Welcome to my new series called Making It. After spending much of 2012 making cool things out of stuff I have found or rescued ( read into it : hoarded ), my intent of this is to inspire you to make shit out of anything. Because if this C- student in shop in 1984 can do this, any loser could do it. My art degree never schooled us in tools of any kind and my clumsy nature tends to avoid things like saws, blades and other major injury causing items. So most of this is even painfully constructed with my hands. Since i am down to nine fingers for a few months, let's review :
Super Cool Classic Looking Coat Rack
I confess I dumpster dive quite a bit. If these is no food involved, I can do it. I live downtown in an area where many print companies or furniture companies use and discard odd shaped wood pallets after very little use. Many other places I go clearly have set aside very nice pieces for me after watching me on security camera haul away their recyclable wood. One such place left out their windows they had torn out and replaced in their factory section. At first I took all the hinges and cool metal hardware. I will bike with a small tool kit in my backpack just to remove cool things I find on discarded stuff. Most of the windows had jagged, deep set glass, but two were different and had no glass. I came back with a car and removed both pieces. I disinfect EVERYTHING and then I polished the wood. It's in great shape and a perfect frame.
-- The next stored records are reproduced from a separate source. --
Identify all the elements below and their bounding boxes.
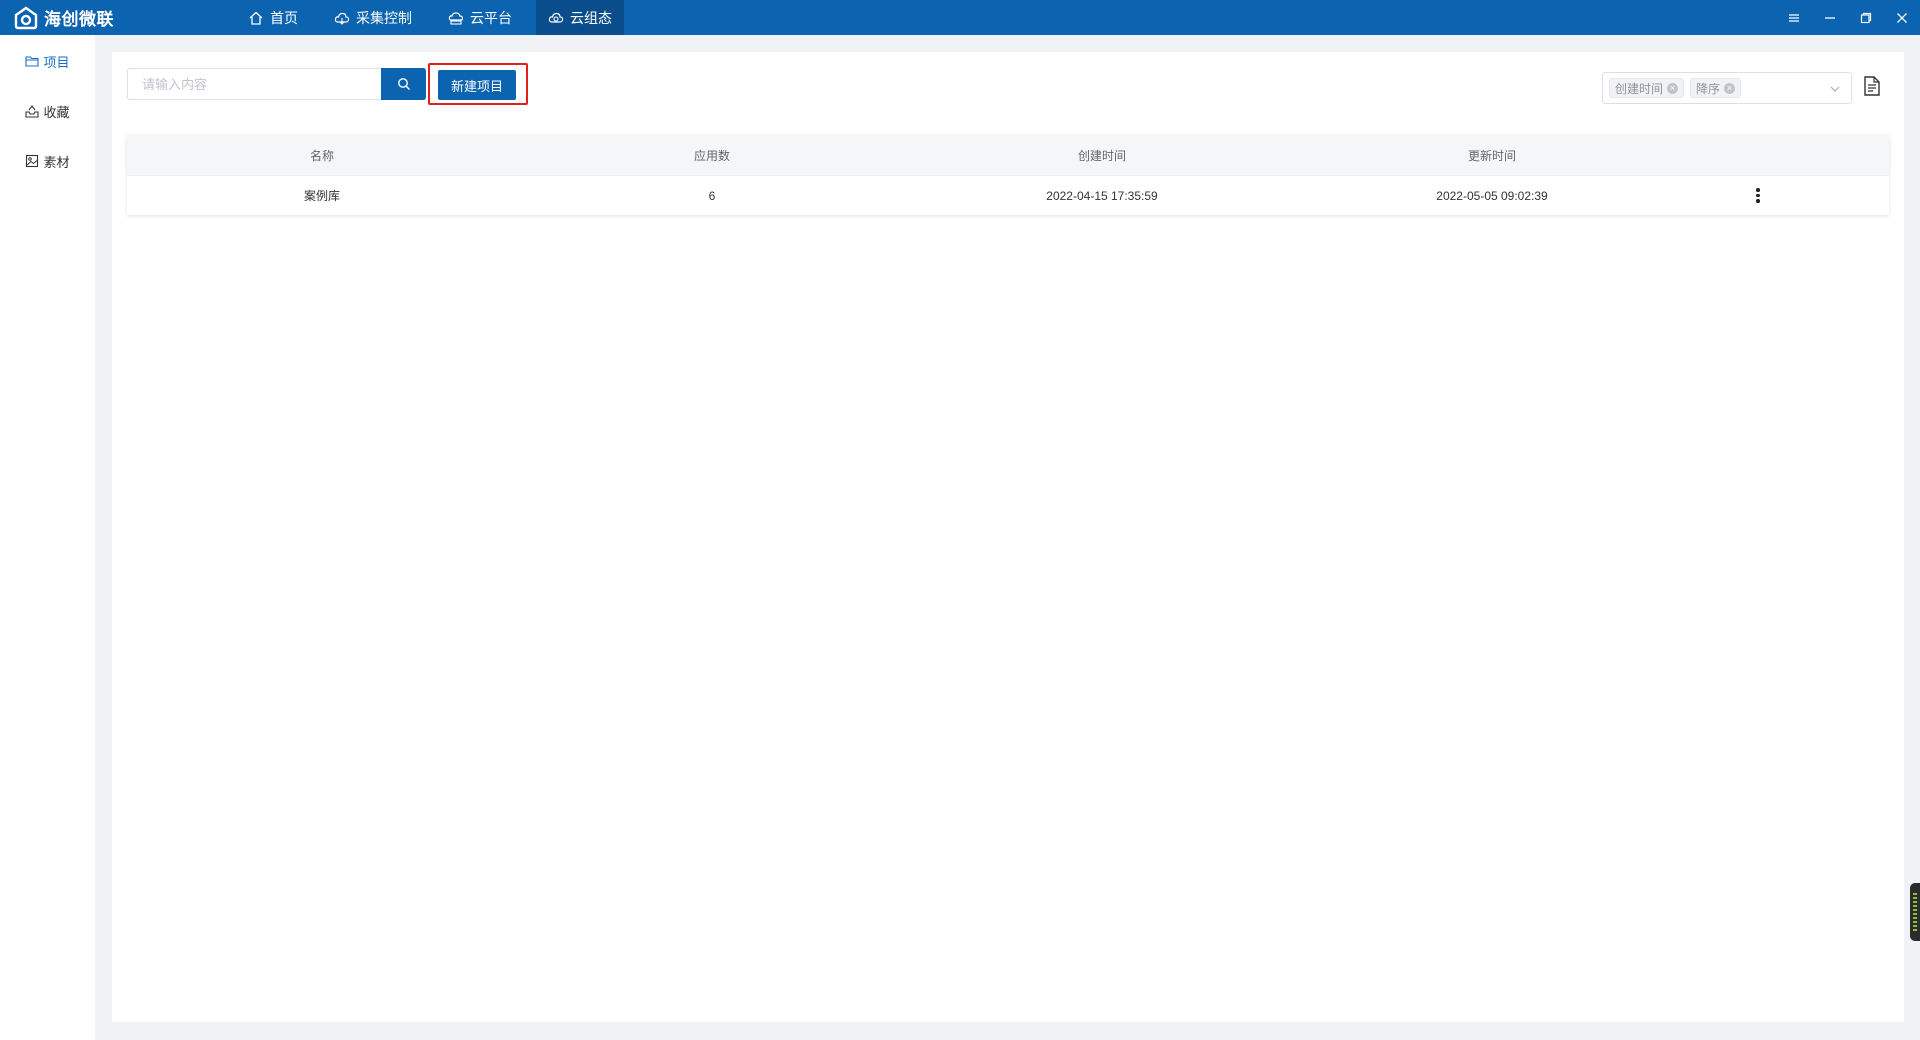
table-row[interactable]: 案例库 6 2022-04-15 17:35:59 2022-05-05 09:… [127,175,1889,215]
cloud-platform-icon [448,11,464,25]
title-bar: 海创微联 首页 采集控制 云平台 云组态 [0,0,1920,35]
cell-actions [1687,186,1889,206]
more-options-icon[interactable] [1748,186,1768,206]
nav-item-home[interactable]: 首页 [236,0,310,35]
main-nav: 首页 采集控制 云平台 云组态 [236,0,636,35]
search-icon [397,78,410,90]
home-icon [249,11,263,25]
column-header-apps: 应用数 [693,148,730,163]
sidebar-item-label: 素材 [43,154,70,170]
cell-apps: 6 [708,188,716,203]
window-controls [1776,0,1920,35]
menu-button[interactable] [1776,0,1812,35]
column-header-updated: 更新时间 [1467,148,1516,163]
project-table: 名称 应用数 创建时间 更新时间 案例库 6 2022-04-15 17:35:… [127,135,1889,215]
search-button[interactable] [381,68,426,100]
minimize-icon [1825,16,1835,19]
folder-icon [25,56,40,67]
brand-name: 海创微联 [44,10,114,29]
sidebar-item-label: 项目 [43,54,70,70]
sidebar-item-favorites[interactable]: 收藏 [0,96,95,126]
restore-button[interactable] [1848,0,1884,35]
close-button[interactable] [1884,0,1920,35]
nav-item-cloud-platform[interactable]: 云平台 [436,0,524,35]
cloud-icon [334,12,350,25]
brand: 海创微联 [14,0,114,35]
floating-widget-handle[interactable] [1910,883,1920,941]
main-panel: 新建项目 创建时间 × 降序 × 名称 应用数 创建时间 更新时间 案例库 6 … [112,52,1904,1022]
cell-created: 2022-04-15 17:35:59 [1046,188,1158,203]
nav-item-cloud-config[interactable]: 云组态 [536,0,624,35]
nav-item-label: 云平台 [470,9,512,26]
sort-select[interactable]: 创建时间 × 降序 × [1602,72,1852,104]
sidebar-item-label: 收藏 [43,104,70,120]
cloud-config-icon [548,12,564,23]
table-header: 名称 应用数 创建时间 更新时间 [127,135,1889,175]
tag-close-icon[interactable]: × [1667,82,1679,94]
minimize-button[interactable] [1812,0,1848,35]
nav-item-label: 首页 [270,9,298,26]
column-header-name: 名称 [309,148,334,163]
sort-tag-field: 创建时间 × [1609,78,1685,98]
cell-updated: 2022-05-05 09:02:39 [1436,188,1548,203]
nav-item-label: 采集控制 [356,9,412,26]
close-icon [1897,12,1907,23]
brand-logo-icon [14,6,38,29]
sidebar-item-materials[interactable]: 素材 [0,146,95,176]
document-icon[interactable] [1863,76,1881,96]
sort-tag-order: 降序 × [1690,78,1742,98]
nav-item-label: 云组态 [570,9,612,26]
sidebar-item-projects[interactable]: 项目 [0,46,95,76]
sidebar: 项目 收藏 素材 [0,35,95,1040]
tag-close-icon[interactable]: × [1724,82,1736,94]
sort-tag-label: 创建时间 [1615,81,1664,96]
chevron-down-icon [1830,86,1840,92]
new-project-button[interactable]: 新建项目 [438,70,516,100]
sort-tag-label: 降序 [1696,81,1721,96]
collect-icon [25,105,40,118]
nav-item-collect-control[interactable]: 采集控制 [322,0,424,35]
restore-icon [1860,12,1872,23]
image-icon [26,154,39,168]
column-header-created: 创建时间 [1077,148,1126,163]
cell-name: 案例库 [303,189,340,203]
menu-icon [1789,13,1799,22]
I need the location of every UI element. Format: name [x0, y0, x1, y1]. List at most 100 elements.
I took spare wood from a recycled shipping pallet, measured and cut all my board to fit in the frame and glued the pieces into the groove where the glass had been. Here is the side beneath the stained side above. No nails were used, just wood glue and maybe a clamp if one wood slab was warped.
Here is the side we are going to use for the rack to hang things. I've got enough scarves to make Steven Tyler seethe with envy so I need hooks and hang up opportunity or it's everywhere here. I'm into natural dyes but at the same time I love a good oily stain gleeming in the sun. So I stained the wood over and over with decaf coffee from work. We use Phoenix coffee and the rich leftover brew creates a wonderful dark stain. Combine it with a bit of black and then a coat of clear linseed oil for a nice deep sheen. Different woods are often used to make shipping pallets so sometimes you get a nice variation of flattened forest here. Recycled, of course.
Over the years, I have collected odd hardware. When I worked for a property company, they would often upgrade a suite and throw away all the old hardware. Eventually, even as a framer I would save odds and ends people would leave or throw away. A visit to a thrift store or a Habitat for Humanity ReStore can score your many old classic used and worn pieces to adorn anything you need to look urbantastical and authentically hip. Or leave your hardware in vinegar, water or wine. It does some weird stuff to look cool and the liquid is usable stain.
Before gluing the wood to the frame, I had hammered a few holes into the wood to twist some hooks of all shapes, sizes and colors when completed. I also installed a must larger eyescrew in the back and heavier wire to install it on a concrete brick wall. So far it hasn't ripped out of the wall but we'll see how long that lasts when someone else uses it.
Crafty moment climax ! So all the scarves, coats, dog leashes, collars, bike lock, umbrellas, all the crap I can't figure out where to go when I have no closet are hung up. HUNG UP. Some glue, hooks and wire makes a nice wooden wall piece functional, recyclable and easy to reuse in the future. ( table top, card holder with bread pans, pot rack, etc ).